Posted on:2006-01-25Degree:Ph.DType:Dissertation
University:Brown UniversityCandidate:Kadane, MatthewFull Text:PDF
GTID:1455390008961016Subject:Biography
Abstract/Summary:
This dissertation is a study of the 12,500-page spiritual diary of a Leeds clothier and Dissenter, Joseph Ryder (1695--1768). By itself an archive and arguably the last great fully intact spiritual journal of early modern Britain, Ryder's diary was the product of two forces: his highly self-conscious spiritual watchfulness, which encouraged him to write in the first place, and his entrepreneurial life in Leeds' protoindustrial textiles industries, which generated the endless spiritual anxieties that led him to write so much.

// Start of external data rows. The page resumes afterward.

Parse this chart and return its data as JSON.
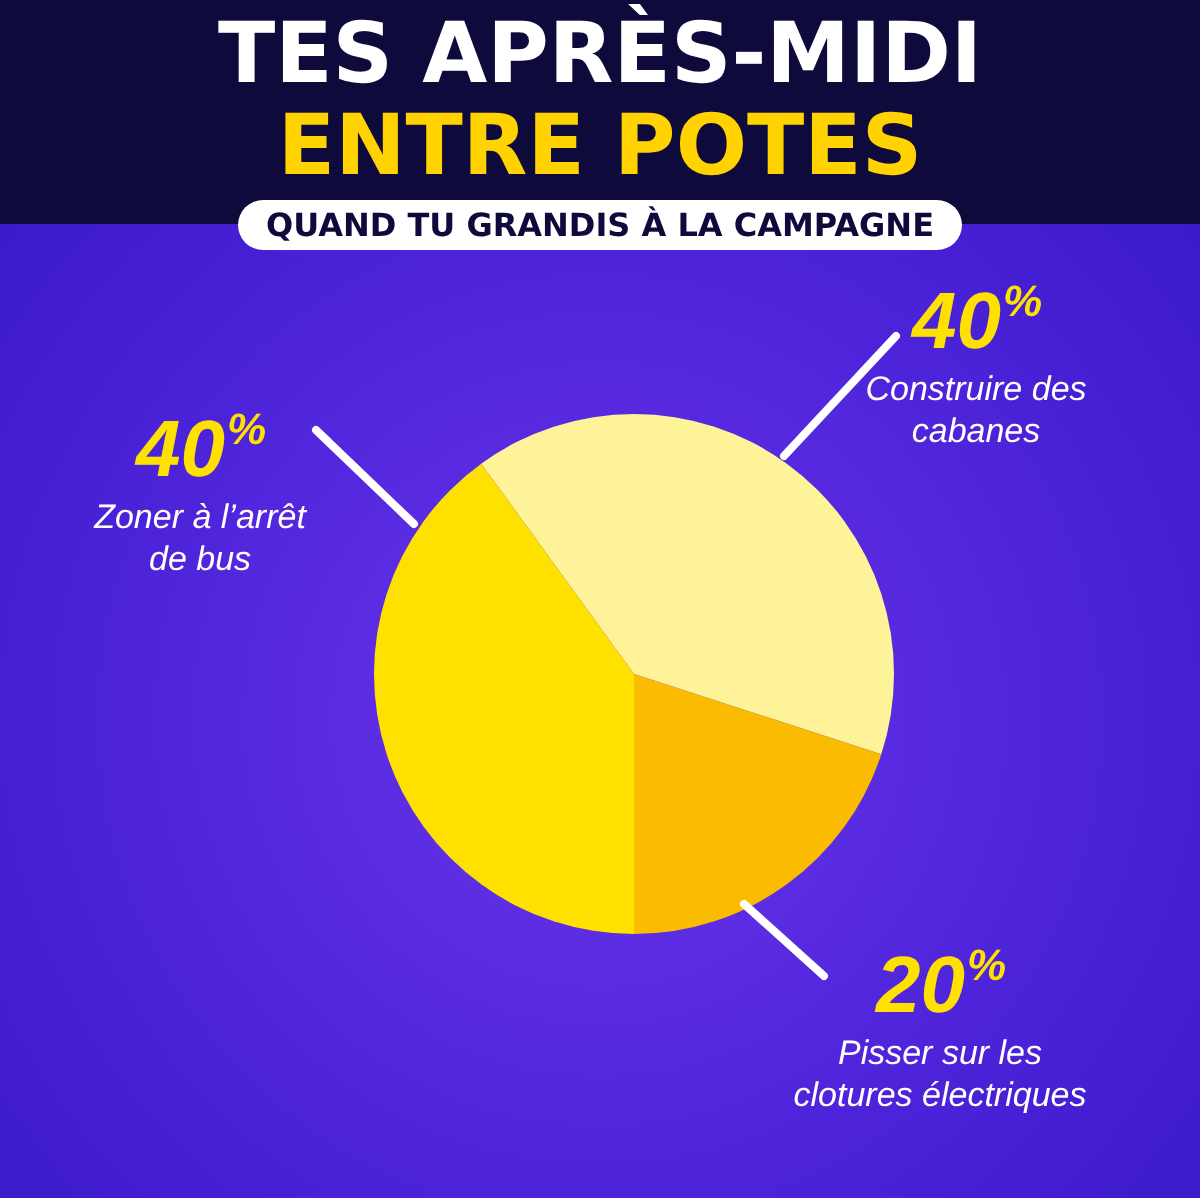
{
  "chart_data": {
    "type": "pie",
    "title": "TES APRÈS-MIDI\nENTRE POTES",
    "subtitle": "QUAND TU GRANDIS À LA CAMPAGNE",
    "categories": [
      "Construire des cabanes",
      "Pisser sur les clotures électriques",
      "Zoner à l’arrêt de bus"
    ],
    "values": [
      40,
      20,
      40
    ],
    "colors": [
      "#fef398",
      "#fbbb00",
      "#ffe100"
    ],
    "value_labels": [
      "40%",
      "20%",
      "40%"
    ],
    "legend": false
  }
}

Like Max Weber's "Protestant-Capitalist," Ryder saw both sin and salvation in his business life and used his diary to hold himself between the extremes of poverty and abundance, while the diary for its part began to embody the rising sense of self-interest it attempted to curtail. But this lifelong balancing act brought on intense anguish, which in turn molded and reflected virtually every other aspect of his life: his affective and instrumental relationships with friends and his "family" of orphan workers, his fearful view of natural, social, and political events, and his basic psychological state. Not all was dreadful and static, however. Ryder's record of close to 5,000 Dissenter sermons, preached by Joseph Priestley's obscure, heretical predecessors as well as Priestley himself, reveals that antitrinitarianism arose precociously in places like Leeds because it solved the predicament godly entrepreneurs faced daily: a human Christ was a more sympathetic object of worship for those driven to enjoy the earthly rewards of their labors. Further, Ryder's charitable distribution of his surplus wealth and embrace of the middle-class ethos helped stabilize his ambivalence. The story of Ryder's acquisition of the capitalist mindset thus illuminates the psychological consequences of the period's major economic, religious, and intellectual shifts. More particularly it reveals the agony concealed in capitalism's forgotten past and points to the spiritual and psychological reasons that countless eighteenth-century Britons embraced a religiosity that accommodated their rationality and a sociability that conditioned and contained their material aspirations.